In New England’s mill towns one could be born, educated, work, shop, pray, play, die, and be buried almost entirely in French.

Our most important subject was catéchisme, almost as if French were the official language of heaven. Surprisingly, l’histoire du Canada wasn’t taught, nor was Franco-American history. In fact, I don’t recall the term Franco-American having ever been pronounced in class. And as for Acadians, a separate branch of French North Americans, I learned of their existence and that of their Cajun cousins only through my research as an adult!

These terms themselves show how difficult it is to describe the multi-faceted identity of being Franco-American. That term in French—Franco-Américain—is something my maternal grandfather, uncles, and aunts all used. My mother always said we were Canadiens, despite our having been born in the United States. Anglophone kids called us French, and some adults called us French Canadians and still do. Franco-American seems to be a term used mainly by community activists.

Nowadays, much of the daily culture that Franco-Americans once lived by is practiced outside the home during festivities such as the feast of the French Canadian patron saint, la Saint-Jean-Baptiste on June 24. In Manchester, one can eat some of the aforementioned traditional foods in a few restaurants, including the popular Chez Vachon, a must-stop for candidates during New Hampshire’s first-in-the-nation presidential primary. There, the specialty is poutine (French fries and cheese curds in gravy), a late-20th-century Québécois invention some call a heart attack on a plate.

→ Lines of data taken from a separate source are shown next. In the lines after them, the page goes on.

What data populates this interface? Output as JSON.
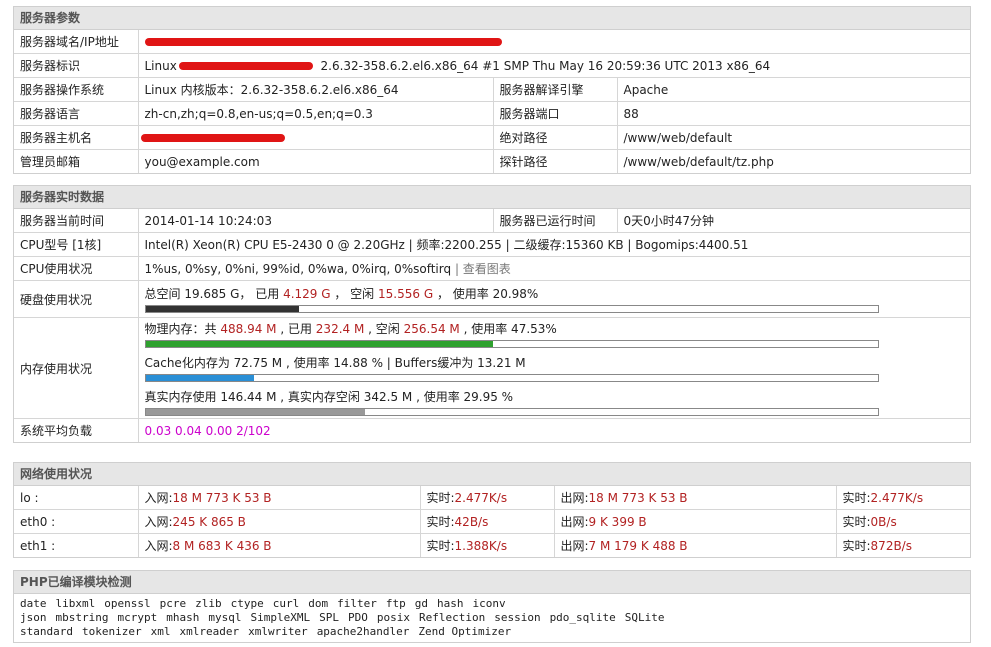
{
  "server_params": {
    "title": "服务器参数",
    "rows": {
      "domain_label": "服务器域名/IP地址",
      "domain_value": "",
      "ident_label": "服务器标识",
      "ident_value": "Linux",
      "ident_value_suffix": "2.6.32-358.6.2.el6.x86_64 #1 SMP Thu May 16 20:59:36 UTC 2013 x86_64",
      "os_label": "服务器操作系统",
      "os_value": "Linux  内核版本：2.6.32-358.6.2.el6.x86_64",
      "engine_label": "服务器解译引擎",
      "engine_value": "Apache",
      "lang_label": "服务器语言",
      "lang_value": "zh-cn,zh;q=0.8,en-us;q=0.5,en;q=0.3",
      "port_label": "服务器端口",
      "port_value": "88",
      "host_label": "服务器主机名",
      "host_value": "",
      "abspath_label": "绝对路径",
      "abspath_value": "/www/web/default",
      "admin_label": "管理员邮箱",
      "admin_value": "you@example.com",
      "probe_label": "探针路径",
      "probe_value": "/www/web/default/tz.php"
    }
  },
  "realtime": {
    "title": "服务器实时数据",
    "time_label": "服务器当前时间",
    "time_value": "2014-01-14 10:24:03",
    "uptime_label": "服务器已运行时间",
    "uptime_value": "0天0小时47分钟",
    "cpu_label": "CPU型号 [1核]",
    "cpu_value": "Intel(R) Xeon(R) CPU E5-2430 0 @ 2.20GHz | 频率:2200.255 | 二级缓存:15360 KB | Bogomips:4400.51",
    "cpu_usage_label": "CPU使用状况",
    "cpu_usage_value": "1%us, 0%sy, 0%ni, 99%id, 0%wa, 0%irq, 0%softirq",
    "cpu_usage_link": "| 查看图表",
    "disk_label": "硬盘使用状况",
    "disk_prefix": "总空间 19.685 G，  已用",
    "disk_used": "4.129 G",
    "disk_mid": "，  空闲",
    "disk_free": "15.556 G",
    "disk_suffix": "，  使用率 20.98%",
    "disk_percent": 20.98,
    "mem_label": "内存使用状况",
    "mem_phys_prefix": "物理内存：共",
    "mem_phys_total": "488.94 M",
    "mem_phys_used_label": ", 已用",
    "mem_phys_used": "232.4 M",
    "mem_phys_free_label": ", 空闲",
    "mem_phys_free": "256.54 M",
    "mem_phys_suffix": ", 使用率 47.53%",
    "mem_phys_percent": 47.53,
    "mem_cache_text": "Cache化内存为 72.75 M , 使用率 14.88 % | Buffers缓冲为 13.21 M",
    "mem_cache_percent": 14.88,
    "mem_real_text": "真实内存使用 146.44 M , 真实内存空闲 342.5 M , 使用率 29.95 %",
    "mem_real_percent": 29.95,
    "load_label": "系统平均负载",
    "load_value": "0.03 0.04 0.00 2/102",
    "colors": {
      "disk": "#333333",
      "phys": "#2ea12e",
      "cache": "#2a8fd6",
      "real": "#999999"
    }
  },
  "network": {
    "title": "网络使用状况",
    "rows": [
      {
        "name": "lo :",
        "in_label": "入网:",
        "in": "18 M 773 K 53 B",
        "rt_label": "实时:",
        "rt_in": "2.477K/s",
        "out_label": "出网:",
        "out": "18 M 773 K 53 B",
        "rt_out": "2.477K/s"
      },
      {
        "name": "eth0 :",
        "in_label": "入网:",
        "in": "245 K 865 B",
        "rt_label": "实时:",
        "rt_in": "42B/s",
        "out_label": "出网:",
        "out": "9 K 399 B",
        "rt_out": "0B/s"
      },
      {
        "name": "eth1 :",
        "in_label": "入网:",
        "in": "8 M 683 K 436 B",
        "rt_label": "实时:",
        "rt_in": "1.388K/s",
        "out_label": "出网:",
        "out": "7 M 179 K 488 B",
        "rt_out": "872B/s"
      }
    ]
  },
  "php_modules": {
    "title": "PHP已编译模块检测",
    "lines": [
      [
        "date",
        "libxml",
        "openssl",
        "pcre",
        "zlib",
        "ctype",
        "curl",
        "dom",
        "filter",
        "ftp",
        "gd",
        "hash",
        "iconv"
      ],
      [
        "json",
        "mbstring",
        "mcrypt",
        "mhash",
        "mysql",
        "SimpleXML",
        "SPL",
        "PDO",
        "posix",
        "Reflection",
        "session",
        "pdo_sqlite",
        "SQLite"
      ],
      [
        "standard",
        "tokenizer",
        "xml",
        "xmlreader",
        "xmlwriter",
        "apache2handler",
        "Zend Optimizer"
      ]
    ]
  }
}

Franco-American identity manifests itself more strongly through organizations such as the Franco-American Centre/Centre Franco-Américain, which offers French classes, films, lectures, and other events, and the American Canadian Genealogical Society, where Franco-Americans from all over the United States come to Manchester to trace their ancestral roots.

With every generation, most Franco-Americans have put a bit more American water in their French wine. Many today don’t speak French and know little about their ethnic heritage. In the United States, pressure from proponents of the English language and American culture has accelerated this evolution. Whereas people once spoke French on the street, in stores, in restaurants, and elsewhere, and whereas Manchester almost always had a Franco-American mayor, such phenomena are now things of the past.

Though many Franco-Americans are such in name only now, our family is an exception. My wife is the first woman I ever dated who introduced me to her mother in French. We raised our son in French. He and his wife, a former student of mine, are doing likewise, the seventh generation of French-speaking Perreaults living on U.S. soil.

To us and to a minority of Franco-American families in our region, the French language and our Franco-American culture are gifts we lovingly pass on from generation to generation.